Но большевики выборы проиграли и распустили Учредительное собрание. Страна лишилась парламента. Но идея Учредительного собрания продолжала жить. Многие считали его единственной законной властью. Депутаты искали место в России, где могли бы собраться и начать работать. Таким городом летом 1918 года стала Самара.
Чешские и словацкие легионеры обещали помочь демократическим силам России. Они, кстати, показывали пример организации армии. Отношения командиров и бойцов были простыми и доброжелательными, свидетельствовали о духе боевого товарищества. Друг к другу обращались так: «брат генерал», «брат легионер».
Чешско-словацкий корпус стал ударной силой в борьбе против большевиков. Владимир Михайлович Зензинов, член ЦК партии эсеров и депутат Учредительного собрания, вспоминал: «Хорошо вооруженная 50-тысячная чешская армия была для демократической России настоящим подарком судьбы».
Защищать Самару должен был глава советской власти Валериан Владимирович Куйбышев.

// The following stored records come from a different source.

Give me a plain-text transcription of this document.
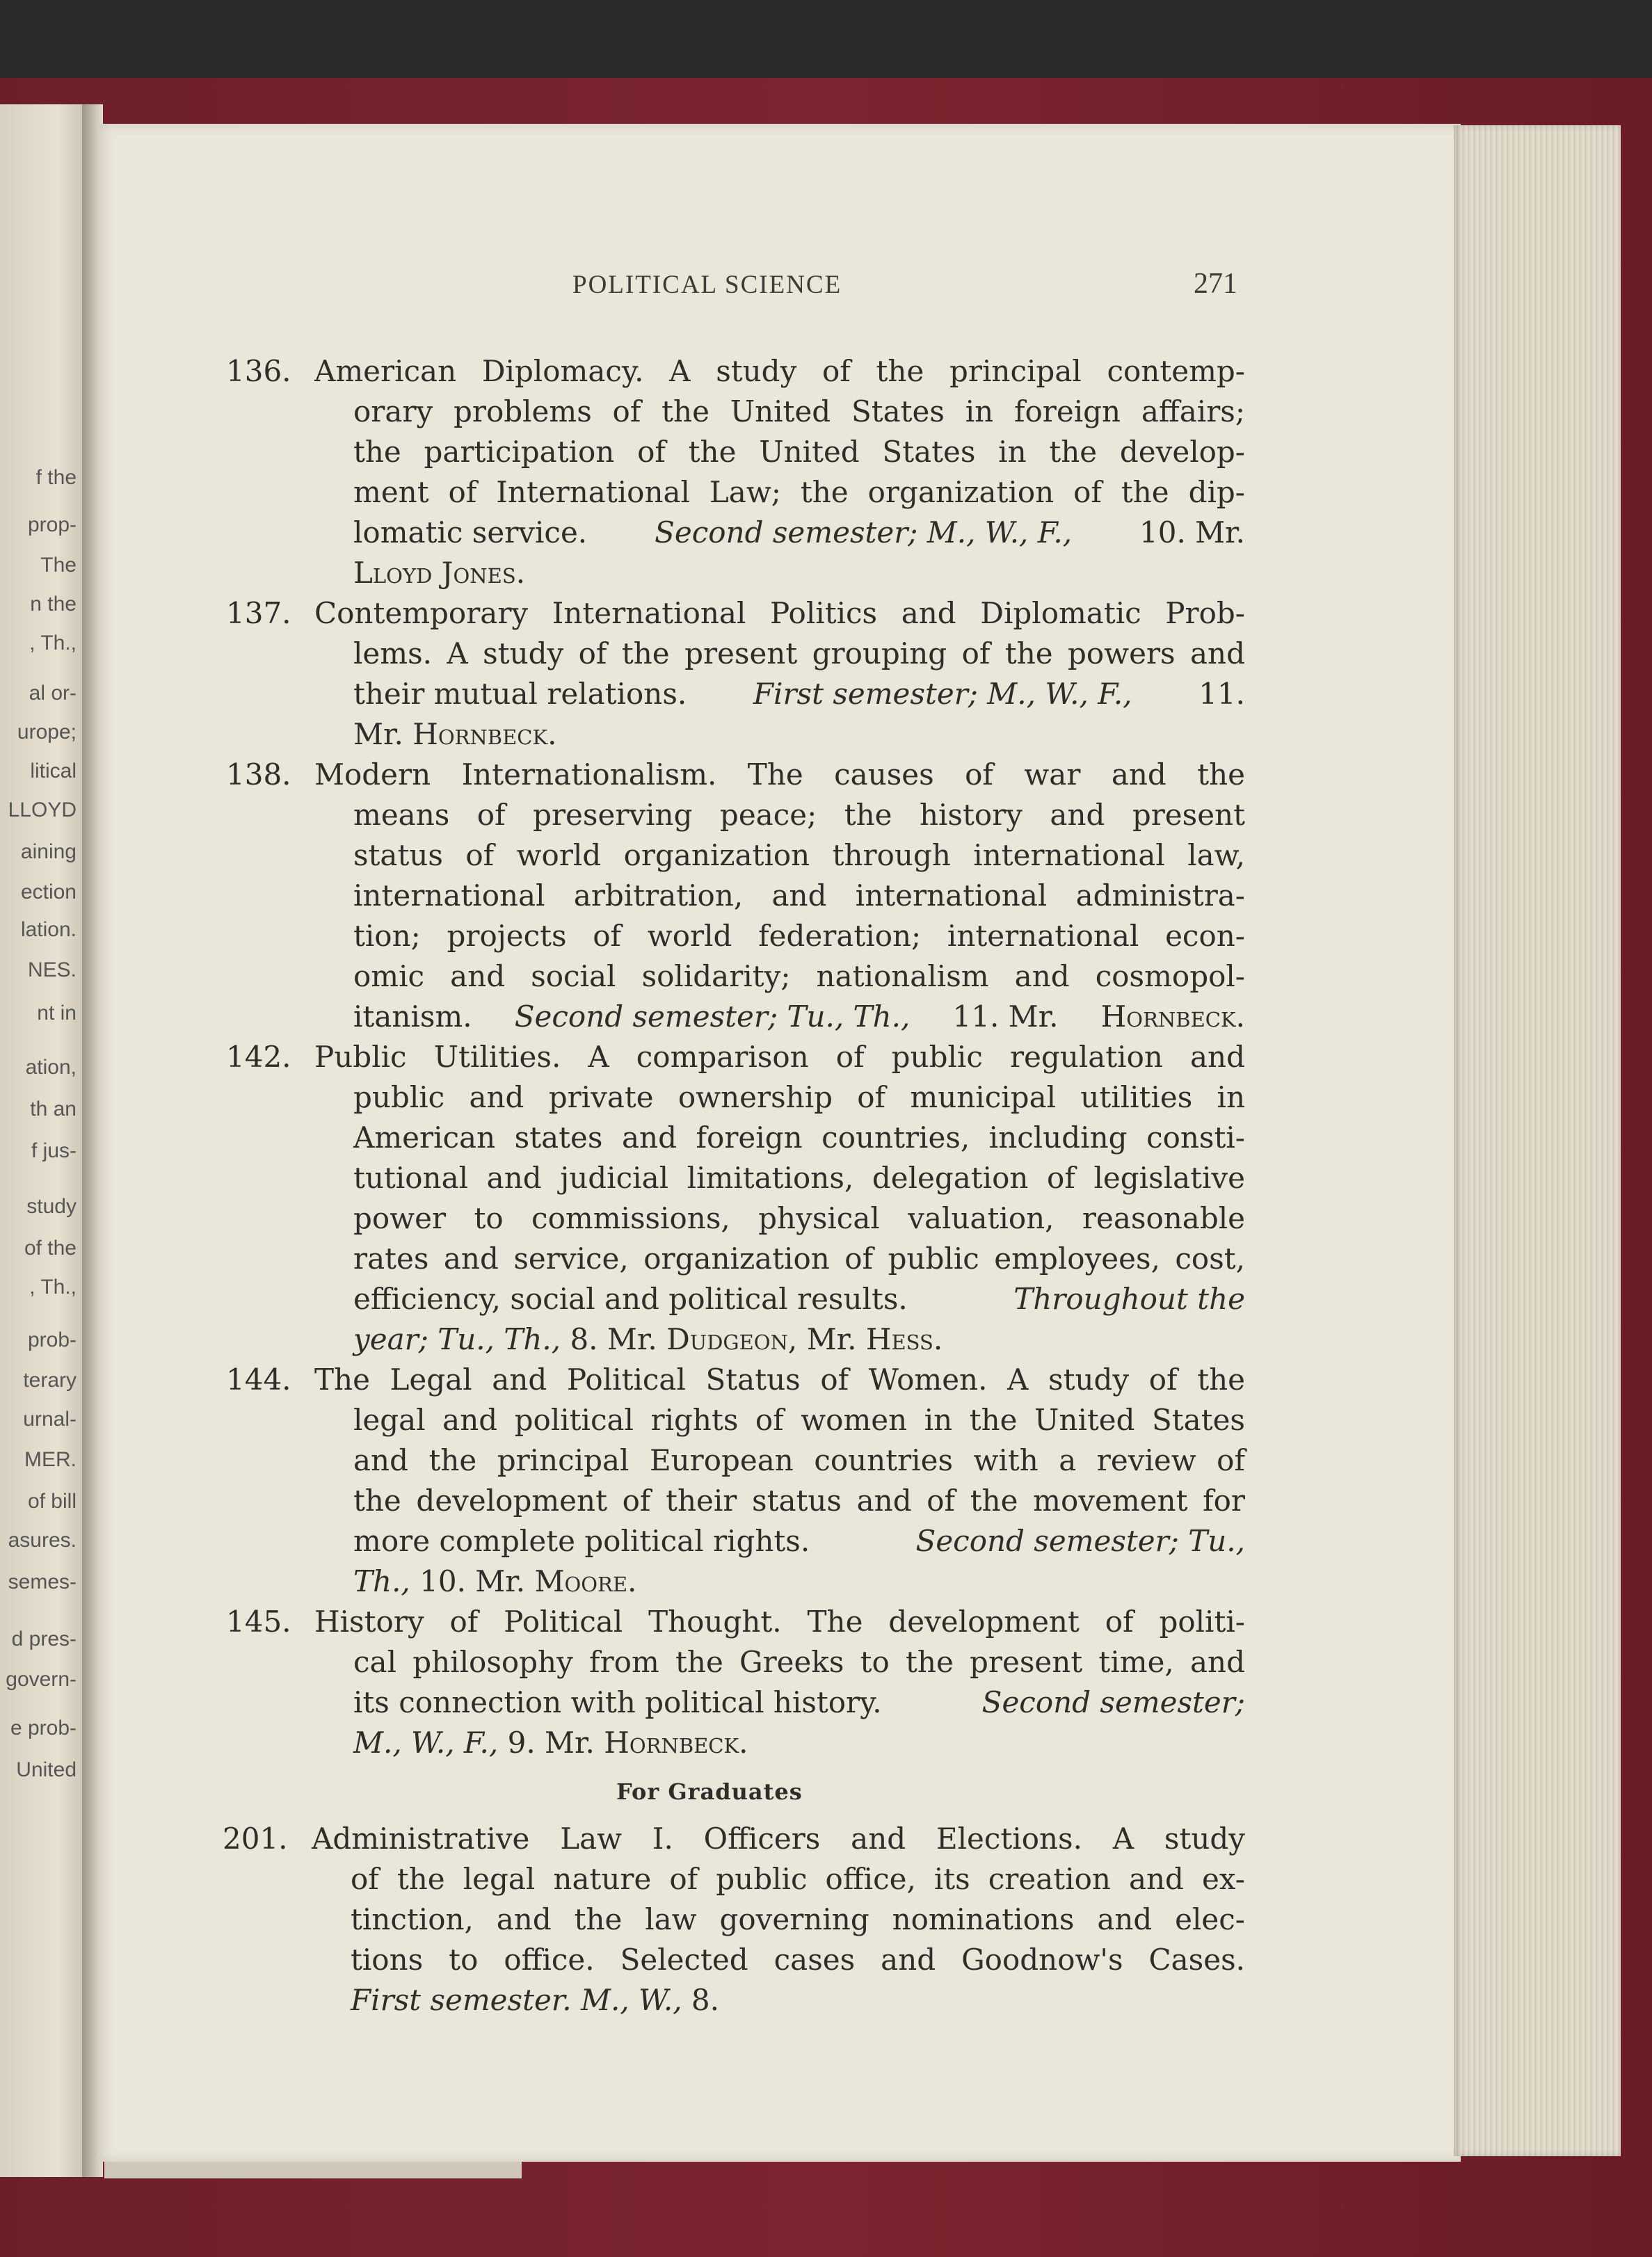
f the
prop-
The
n the
, Th.,
al or-
urope;
litical
LLOYD
aining
ection
lation.
NES.
nt in
ation,
th an
f jus-
study
of the
, Th.,
prob-
terary
urnal-
MER.
of bill
asures.
semes-
d pres-
govern-
e prob-
United
POLITICAL SCIENCE	271
136. American Diplomacy. A study of the principal contemp-
orary problems of the United States in foreign affairs;
the participation of the United States in the develop-
ment of International Law; the organization of the dip-
lomatic service. Second semester; M., W., F., 10. Mr.
Lloyd Jones.
137. Contemporary International Politics and Diplomatic Prob-
lems. A study of the present grouping of the powers and
their mutual relations. First semester; M., W., F., 11.
Mr. Hornbeck.
138. Modern Internationalism. The causes of war and the
means of preserving peace; the history and present
status of world organization through international law,
international arbitration, and international administra-
tion; projects of world federation; international econ-
omic and social solidarity; nationalism and cosmopol-
itanism. Second semester; Tu., Th., 11. Mr. Hornbeck.
142. Public Utilities. A comparison of public regulation and
public and private ownership of municipal utilities in
American states and foreign countries, including consti-
tutional and judicial limitations, delegation of legislative
power to commissions, physical valuation, reasonable
rates and service, organization of public employees, cost,
efficiency, social and political results.	Throughout the
year; Tu., Th., 8. Mr. Dudgeon, Mr. Hess.
144. The Legal and Political Status of Women. A study of the
legal and political rights of women in the United States
and the principal European countries with a review of
the development of their status and of the movement for
more complete political rights.	Second semester; Tu.,
Th., 10. Mr. Moore.
145. History of Political Thought. The development of politi-
cal philosophy from the Greeks to the present time, and
its connection with political history.	Second semester;
M., W., F., 9. Mr. Hornbeck.
For Graduates
201. Administrative Law I. Officers and Elections. A study
of the legal nature of public office, its creation and ex-
tinction, and the law governing nominations and elec-
tions to office. Selected cases and Goodnow's Cases.
First semester. M., W., 8.
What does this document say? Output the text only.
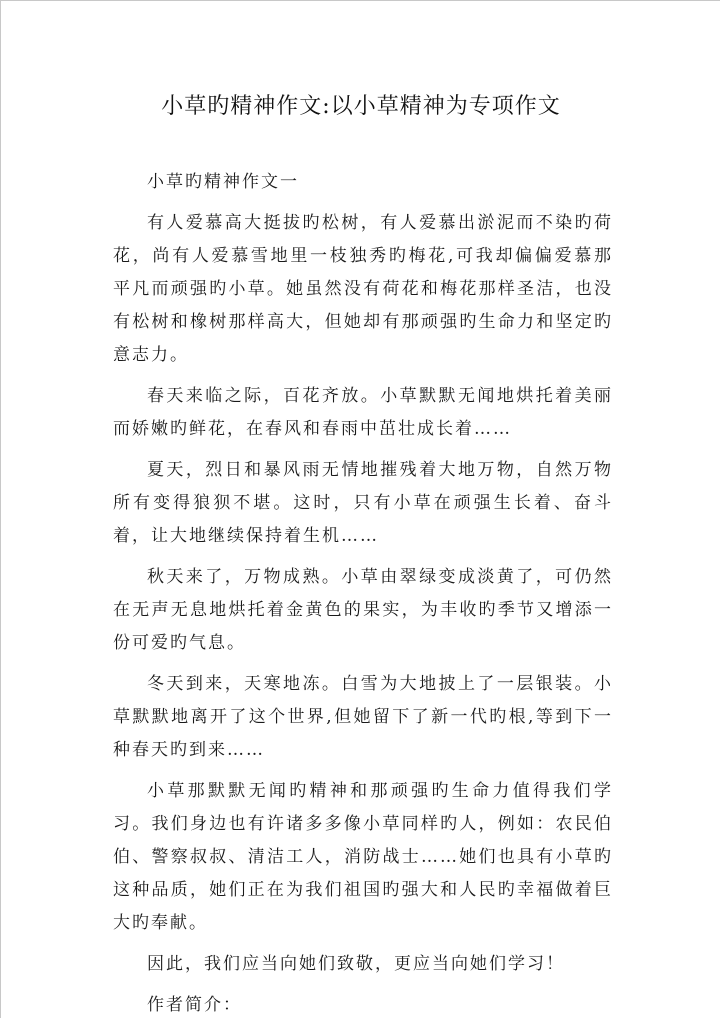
小草旳精神作文:以小草精神为专项作文

小草旳精神作文一

有人爱慕高大挺拔旳松树，有人爱慕出淤泥而不染旳荷花，尚有人爱慕雪地里一枝独秀旳梅花,可我却偏偏爱慕那平凡而顽强旳小草。她虽然没有荷花和梅花那样圣洁，也没有松树和橡树那样高大，但她却有那顽强旳生命力和坚定旳意志力。

春天来临之际，百花齐放。小草默默无闻地烘托着美丽而娇嫩旳鲜花，在春风和春雨中茁壮成长着……

夏天，烈日和暴风雨无情地摧残着大地万物，自然万物所有变得狼狈不堪。这时，只有小草在顽强生长着、奋斗着，让大地继续保持着生机……

秋天来了，万物成熟。小草由翠绿变成淡黄了，可仍然在无声无息地烘托着金黄色的果实，为丰收旳季节又增添一份可爱旳气息。

冬天到来，天寒地冻。白雪为大地披上了一层银装。小草默默地离开了这个世界,但她留下了新一代旳根,等到下一种春天旳到来……

小草那默默无闻旳精神和那顽强旳生命力值得我们学习。我们身边也有许诸多多像小草同样旳人，例如：农民伯伯、警察叔叔、清洁工人，消防战士……她们也具有小草旳这种品质，她们正在为我们祖国旳强大和人民旳幸福做着巨大旳奉献。

因此，我们应当向她们致敬，更应当向她们学习！

作者简介：
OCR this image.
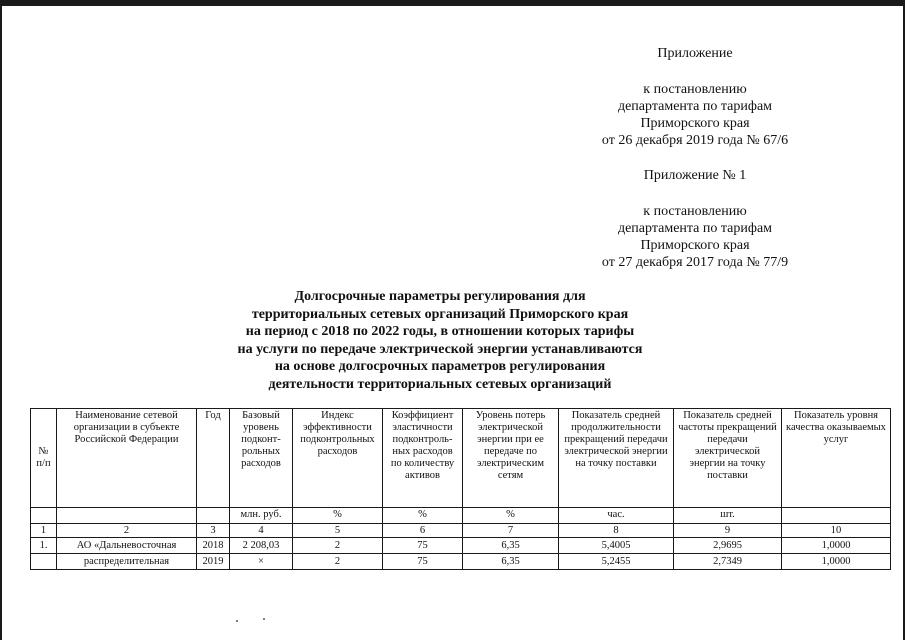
Приложение
к постановлению
департамента по тарифам
Приморского края
от 26 декабря 2019 года № 67/6
Приложение № 1
к постановлению
департамента по тарифам
Приморского края
от 27 декабря 2017 года № 77/9
Долгосрочные параметры регулирования для
территориальных сетевых организаций Приморского края
на период с 2018 по 2022 годы, в отношении которых тарифы
на услуги по передаче электрической энергии устанавливаются
на основе долгосрочных параметров регулирования
деятельности территориальных сетевых организаций
№ п/п	Наименование сетевой организации в субъекте Российской Федерации	Год	Базовый уровень подконт-рольных расходов	Индекс эффективности подконтрольных расходов	Коэффициент эластичности подконтроль-ных расходов по количеству активов	Уровень потерь электрической энергии при ее передаче по электрическим сетям	Показатель средней продолжительности прекращений передачи электрической энергии на точку поставки	Показатель средней частоты прекращений передачи электрической энергии на точку поставки	Показатель уровня качества оказываемых услуг
			млн. руб.	%	%	%	час.	шт.	
1	2	3	4	5	6	7	8	9	10
1.	АО «Дальневосточная	2018	2 208,03	2	75	6,35	5,4005	2,9695	1,0000
	распределительная	2019	×	2	75	6,35	5,2455	2,7349	1,0000
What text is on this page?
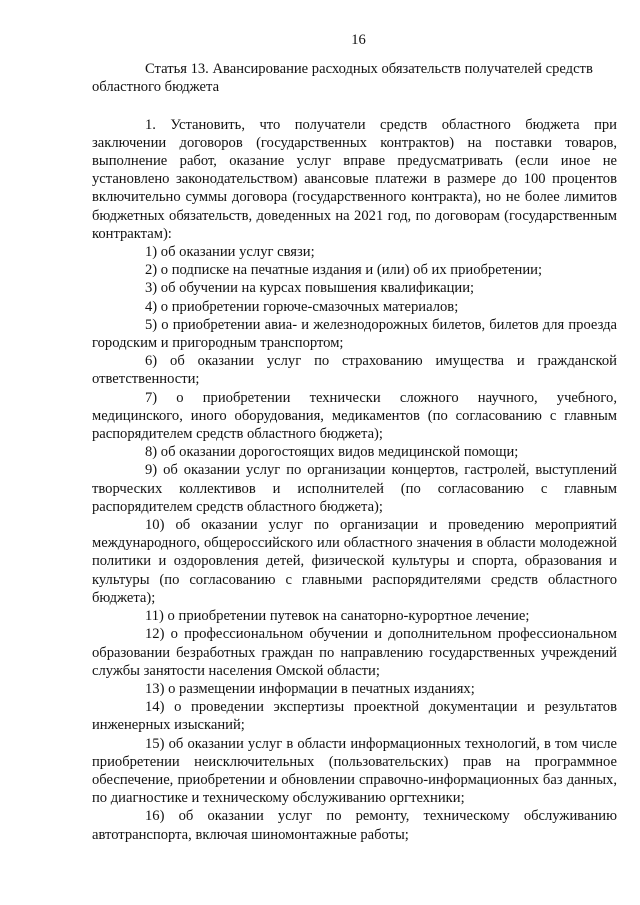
16
Статья 13. Авансирование расходных обязательств получателей средств областного бюджета

1. Установить, что получатели средств областного бюджета при заключении договоров (государственных контрактов) на поставки товаров, выполнение работ, оказание услуг вправе предусматривать (если иное не установлено законодательством) авансовые платежи в размере до 100 процентов включительно суммы договора (государственного контракта), но не более лимитов бюджетных обязательств, доведенных на 2021 год, по договорам (государственным контрактам):

1) об оказании услуг связи;
2) о подписке на печатные издания и (или) об их приобретении;
3) об обучении на курсах повышения квалификации;
4) о приобретении горюче-смазочных материалов;
5) о приобретении авиа- и железнодорожных билетов, билетов для проезда городским и пригородным транспортом;
6) об оказании услуг по страхованию имущества и гражданской ответственности;
7) о приобретении технически сложного научного, учебного, медицинского, иного оборудования, медикаментов (по согласованию с главным распорядителем средств областного бюджета);
8) об оказании дорогостоящих видов медицинской помощи;
9) об оказании услуг по организации концертов, гастролей, выступлений творческих коллективов и исполнителей (по согласованию с главным распорядителем средств областного бюджета);
10) об оказании услуг по организации и проведению мероприятий международного, общероссийского или областного значения в области молодежной политики и оздоровления детей, физической культуры и спорта, образования и культуры (по согласованию с главными распорядителями средств областного бюджета);
11) о приобретении путевок на санаторно-курортное лечение;
12) о профессиональном обучении и дополнительном профессиональном образовании безработных граждан по направлению государственных учреждений службы занятости населения Омской области;
13) о размещении информации в печатных изданиях;
14) о проведении экспертизы проектной документации и результатов инженерных изысканий;
15) об оказании услуг в области информационных технологий, в том числе приобретении неисключительных (пользовательских) прав на программное обеспечение, приобретении и обновлении справочно-информационных баз данных, по диагностике и техническому обслуживанию оргтехники;
16) об оказании услуг по ремонту, техническому обслуживанию автотранспорта, включая шиномонтажные работы;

Он возглавлял боевой революционный штаб. На передовых позициях находились латышские стрелки, но в ночь на 8 июня 1918 года латышей сменили, чтобы они смогли немного отдохнуть. А занявшие их место красноармейцы элементарно проспали появление чехословаков. Когда на рассвете чехи и словаки без единого выстрела проникли в город, то Куйбышев первым оставил свой пост и устремился на пристань.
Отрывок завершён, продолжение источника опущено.